Moreover, it is not clear that casualties per incident is all that meaningful anyway. Maybe White schools involved in shootings just have more students so that it’s easier for a shooter to amass more casualties.

The “appropriate” analysis is: “Most school shootings everywhere involve 1 or 2 people, except for a handful of mass shootings at White schools. The graph is a deliberate attempt to mislead, not just merely bad.”

Unfortunately, as you are well aware, due to intense competition for viewer eyeballs, both formerly only print (NYT, WSJ, etc.) and purely online news media are now full of such colorful, sometimes interactive, and increasingly animated data analyses whose quality is, ummm… rather uneven. So impossible to discuss statistical deficiences and the possible political/sociological consequences of such mass media data analytical malfeasance in it all.

My reply:

I think the report is pretty good. Sure, some of the graphs don’t present data patterns so clearly, but as Antony Unwin and I wrote a few years ago, infovis and statistical graphics have different goals and different looks. In this case, I think these are the main messages being conveyed by these plots:
– There have been a lot of school shootings in the past decade.
– They’ve been happening all over the place, at all different times and to all different sorts of students.
– This report is based on real data that the researchers collected.
Indeed, at the bottom of the report they provide a link to the data on Github.

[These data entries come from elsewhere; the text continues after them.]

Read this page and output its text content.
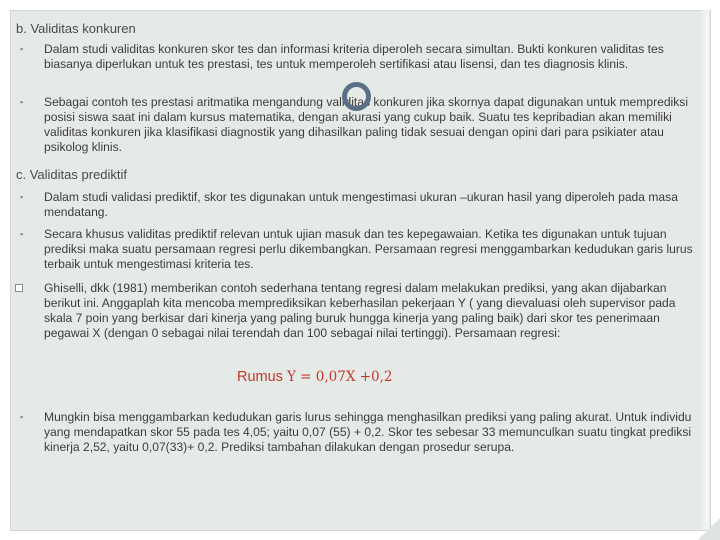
b. Validitas konkuren
▪ Dalam studi validitas konkuren skor tes dan informasi kriteria diperoleh secara simultan. Bukti konkuren validitas tes biasanya diperlukan untuk tes prestasi, tes untuk memperoleh sertifikasi atau lisensi, dan tes diagnosis klinis.
▪ Sebagai contoh tes prestasi aritmatika mengandung validitas konkuren jika skornya dapat digunakan untuk memprediksi posisi siswa saat ini dalam kursus matematika, dengan akurasi yang cukup baik. Suatu tes kepribadian akan memiliki validitas konkuren jika klasifikasi diagnostik yang dihasilkan paling tidak sesuai dengan opini dari para psikiater atau psikolog klinis.
c. Validitas prediktif
▪ Dalam studi validasi prediktif, skor tes digunakan untuk mengestimasi ukuran –ukuran hasil yang diperoleh pada masa mendatang.
▪ Secara khusus validitas prediktif relevan untuk ujian masuk dan tes kepegawaian. Ketika tes digunakan untuk tujuan prediksi maka suatu persamaan regresi perlu dikembangkan. Persamaan regresi menggambarkan kedudukan garis lurus terbaik untuk mengestimasi kriteria tes.
Ghiselli, dkk (1981) memberikan contoh sederhana tentang regresi dalam melakukan prediksi, yang akan dijabarkan berikut ini. Anggaplah kita mencoba memprediksikan keberhasilan pekerjaan Y ( yang dievaluasi oleh supervisor pada skala 7 poin yang berkisar dari kinerja yang paling buruk hungga kinerja yang paling baik) dari skor tes penerimaan pegawai X (dengan 0 sebagai nilai terendah dan 100 sebagai nilai tertinggi). Persamaan regresi:
Rumus Y = 0,07X +0,2
▪ Mungkin bisa menggambarkan kedudukan garis lurus sehingga menghasilkan prediksi yang paling akurat. Untuk individu yang mendapatkan skor 55 pada tes 4,05; yaitu 0,07 (55) + 0,2. Skor tes sebesar 33 memunculkan suatu tingkat prediksi kinerja 2,52, yaitu 0,07(33)+ 0,2. Prediksi tambahan dilakukan dengan prosedur serupa.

Regarding Gunter’s points 1 and 2 above, sure, there are other ways of analyzing and graphing the data. But (a) I don’t see why he says the graph is a deliberate attempt to mislead, and (b) I think the graphs are admirably transparent.

Consider for example the first two graphs in the report, here:

and here:

Both these graphs have issues, and there are places where I would’ve made different design choices. For example, I think the color scheme is confusing in that the same palette is used in two different ways, also I think it’s just wack to make three different graphs for early morning, daytime, and late afternoon and evening (and to compress the time scales for some of these). Also a mistake to compress Sat/Sun into one date: distorting the scale obscures the data. Instead, they could simply have rotated that second graph 90 degrees, running day of week down from Monday to Sunday on the vertical axis and time of day from 00:00 to 24:00 on the horizontal axis. One clean graph would then display all the shootings and their times.

The above graph has a problem that I see a lot in data graphics, and in statistical analysis more generally, which is that it is overdesigned. The breaking up into three graphs, the distortion of the hour and day scales, the extraneous colors (which convey no information, as time is already indicated by position on the plot) all just add confusion and make a simple story look more complicated.

So, sure, the graphs are not perfect. Which is no surprise. We all have deadlines. My own published graphs could be improved too.

The thing I really like about the graphs in Walker and Petulla’s report is that they are so clearly tied to the data. That’s important.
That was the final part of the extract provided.